Parmi les nouvelles énergies renouvelables, les deux contributions les plus utilisées sont les pompes à chaleur et l'éolien.

Concernant l'éolien, nous comptons l'énergie électrique qui sort d'une éolienne quand les pales sont mises en mouvement par la force du vent. L'avantage de l'éolien est qu'une fois construite, l'éolienne n'engendre pas d'émission. La limite est qu'il faut construire beaucoup d'éoliennes pour récupérer des quantités significatives d'électricité car l'éolien exploite une énergie relativement diffuse. Développer beaucoup de projets signifie que, pour chaque projet, des gens sont éventuellement capables de s'y opposer. Ensuite, le vent n'est pas toujours régulier en permanence alors que la puissance d'une éolienne dépend du cube du vent. Si la vitesse du vent est divisée par deux, la puissance électrique fournie est divisée par huit. À l'échelle de l'Europe, même avec l'interconnexion de toutes les éoliennes européennes, l'ensemble du parc éolien peut descendre à moins de 5 % de la puissance installée. Nous ne pouvons donc pas avoir un système purement éolien. En outre, même en ajoutant du solaire — qui est un peu contracyclique par rapport à l'éolien —, l'ensemble des deux ne permet toujours pas de garantir l'approvisionnement.

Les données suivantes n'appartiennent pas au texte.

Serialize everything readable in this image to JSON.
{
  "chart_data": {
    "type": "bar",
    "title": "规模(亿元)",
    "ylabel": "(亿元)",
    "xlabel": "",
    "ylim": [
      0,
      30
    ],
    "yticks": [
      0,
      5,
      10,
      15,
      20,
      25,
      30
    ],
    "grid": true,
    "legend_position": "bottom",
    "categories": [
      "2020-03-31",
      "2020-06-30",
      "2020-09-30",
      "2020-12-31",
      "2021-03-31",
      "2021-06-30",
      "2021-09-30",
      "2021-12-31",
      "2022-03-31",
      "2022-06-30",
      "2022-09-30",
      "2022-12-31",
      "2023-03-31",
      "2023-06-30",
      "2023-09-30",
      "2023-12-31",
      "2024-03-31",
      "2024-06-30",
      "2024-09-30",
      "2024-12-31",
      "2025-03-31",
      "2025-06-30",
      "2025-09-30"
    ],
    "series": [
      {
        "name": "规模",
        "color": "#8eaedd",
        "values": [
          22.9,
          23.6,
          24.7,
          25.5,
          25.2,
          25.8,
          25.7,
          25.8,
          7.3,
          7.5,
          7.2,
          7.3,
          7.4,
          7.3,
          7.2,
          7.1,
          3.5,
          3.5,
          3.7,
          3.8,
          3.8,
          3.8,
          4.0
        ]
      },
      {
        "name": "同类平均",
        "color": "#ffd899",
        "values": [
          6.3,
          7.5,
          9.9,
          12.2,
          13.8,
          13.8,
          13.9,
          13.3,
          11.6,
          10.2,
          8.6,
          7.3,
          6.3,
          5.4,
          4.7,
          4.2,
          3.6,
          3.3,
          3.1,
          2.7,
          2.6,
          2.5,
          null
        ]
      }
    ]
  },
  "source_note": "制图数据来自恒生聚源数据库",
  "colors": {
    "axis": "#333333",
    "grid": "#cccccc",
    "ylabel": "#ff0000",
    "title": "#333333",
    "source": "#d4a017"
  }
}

Ces énergies ont une limite en termes d'emplacements et de matériaux, car elles sont beaucoup plus intensives en métal que les modes centralisés que nous avons l'habitude d'utiliser jusqu'à maintenant. Ces limites sont plutôt physiques, a contrario des limites du nucléaire, qui sont plutôt liées aux compétences et au consensus. Je ne dis pas que la volonté humaine est une limite plus simple à franchir car elle peut au contraire être beaucoup plus compliquée.

Les pompes à chaleur exploitent le transfert d'énergie entre l'environnement et l'intérieur d'un logement ou l'intérieur d'une usine avec un cycle thermodynamique, qui a en général l'avantage d'avoir un rendement supérieur à 1 — c'est-à-dire que, pour un kilowattheure d'électricité que vous injectez dans la machine, vous transférez plusieurs kilowattheures de chaleur entre l'extérieur et l'intérieur d'un logement. Cette contribution commence à devenir significative mais cette énergie renouvelable a besoin d'électricité pour être mise en œuvre, ce qui constitue un peu un paradoxe. J'avais fait un petit calcul d'ordre de grandeur et déduit que, si on voulait remplacer l'ensemble du chauffage au gaz de France par des pompes à chaleur, après avoir préalablement isolé l'ensemble des bâtiments, il faudrait quand même trouver quelques dizaines de térawattheures d'électricité, ce qui est possible mais semble difficile.

Après l'éolien et les pompes à chaleur arrivent des contributions plus marginales telles que les agrocarburants, le solaire ou encore la géothermie.

La difficulté est qu'il n'y a aucune de ces énergies renouvelables pour lesquelles nous pouvons nous dire qu'il n'existe pas de problème à son expansion indéfinie.